By all means, probe the way that Nasdaq’s technology and high-speed trading appeared to contribute to the debacle that was Facebook’s debut – both offer valid cause for concern. It’s also worth taking a look at the way the distribution of relevant information is limited to select, privileged investors ahead of a typical IPO, although Facebook, given all the attention swirling around it, is a poor poster child for this issue.
But trying to remove greed, fear and buyer’s remorse from financial markets – and dressing that effort up in lofty phrases like “investor protection” and “preserving the integrity of the IPO process” – is a foolish use of the committee’s time and resources. Especially when torts lawyers are already eager to jump on any opportunity to sue an investment bank or a company for misleading investors.

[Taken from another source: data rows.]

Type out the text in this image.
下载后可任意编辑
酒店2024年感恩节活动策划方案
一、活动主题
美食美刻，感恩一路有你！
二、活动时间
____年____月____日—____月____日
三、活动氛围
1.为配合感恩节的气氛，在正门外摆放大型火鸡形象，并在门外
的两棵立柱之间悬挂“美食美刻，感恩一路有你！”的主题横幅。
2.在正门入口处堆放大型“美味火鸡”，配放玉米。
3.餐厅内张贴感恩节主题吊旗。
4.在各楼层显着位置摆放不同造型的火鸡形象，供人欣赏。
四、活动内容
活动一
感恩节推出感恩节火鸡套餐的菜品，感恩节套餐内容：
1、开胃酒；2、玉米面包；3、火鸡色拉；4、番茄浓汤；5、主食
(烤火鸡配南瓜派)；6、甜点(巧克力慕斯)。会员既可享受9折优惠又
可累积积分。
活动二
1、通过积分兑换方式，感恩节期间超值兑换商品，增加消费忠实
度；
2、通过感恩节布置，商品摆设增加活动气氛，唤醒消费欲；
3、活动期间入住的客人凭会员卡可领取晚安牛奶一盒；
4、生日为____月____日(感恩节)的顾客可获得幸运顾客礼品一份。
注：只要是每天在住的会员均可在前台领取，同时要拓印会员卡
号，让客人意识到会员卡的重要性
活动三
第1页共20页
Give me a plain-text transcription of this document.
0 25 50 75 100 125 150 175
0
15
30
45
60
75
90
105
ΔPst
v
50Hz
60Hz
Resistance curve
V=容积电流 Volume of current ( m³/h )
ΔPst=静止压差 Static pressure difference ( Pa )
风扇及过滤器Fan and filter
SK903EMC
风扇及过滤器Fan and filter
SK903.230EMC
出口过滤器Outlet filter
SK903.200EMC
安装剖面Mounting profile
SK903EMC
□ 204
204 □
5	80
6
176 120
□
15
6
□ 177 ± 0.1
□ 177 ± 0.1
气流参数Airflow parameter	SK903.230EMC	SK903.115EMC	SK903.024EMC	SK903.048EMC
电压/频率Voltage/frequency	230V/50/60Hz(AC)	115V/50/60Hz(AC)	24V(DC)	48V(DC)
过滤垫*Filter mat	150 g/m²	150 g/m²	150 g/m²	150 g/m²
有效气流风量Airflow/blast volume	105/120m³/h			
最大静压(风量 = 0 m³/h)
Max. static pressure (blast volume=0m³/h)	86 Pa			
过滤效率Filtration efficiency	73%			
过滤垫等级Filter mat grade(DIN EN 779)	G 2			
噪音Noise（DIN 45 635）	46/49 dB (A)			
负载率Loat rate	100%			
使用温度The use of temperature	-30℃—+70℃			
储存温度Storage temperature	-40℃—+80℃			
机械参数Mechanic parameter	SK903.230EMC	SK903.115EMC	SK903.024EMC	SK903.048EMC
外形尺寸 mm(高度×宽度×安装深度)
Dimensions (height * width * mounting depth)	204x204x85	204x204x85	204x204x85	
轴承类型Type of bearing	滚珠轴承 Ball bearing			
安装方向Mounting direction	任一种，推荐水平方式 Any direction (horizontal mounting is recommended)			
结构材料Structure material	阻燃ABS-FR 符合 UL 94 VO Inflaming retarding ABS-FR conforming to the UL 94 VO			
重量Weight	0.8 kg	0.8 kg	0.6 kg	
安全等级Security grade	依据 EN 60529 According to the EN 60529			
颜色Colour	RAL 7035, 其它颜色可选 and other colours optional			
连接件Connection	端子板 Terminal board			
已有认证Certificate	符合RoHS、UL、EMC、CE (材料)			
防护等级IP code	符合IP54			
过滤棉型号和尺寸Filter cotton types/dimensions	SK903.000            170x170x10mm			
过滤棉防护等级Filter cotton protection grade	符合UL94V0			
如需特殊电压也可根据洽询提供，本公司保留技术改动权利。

The IPO process – like many others on Wall Street – is far from perfect. It has been improved over the years, with new rules to prevent analysts working for underwriters from hyping the stock their bosses are trying to flog to the public, and ones that require the IPO filings (along with other SEC filings) to be written in plain English rather than legalese. But it’s hard to figure out how the intervention of Congress and the SEC could do more than enrich a lot of lawyers, without making it any fairer.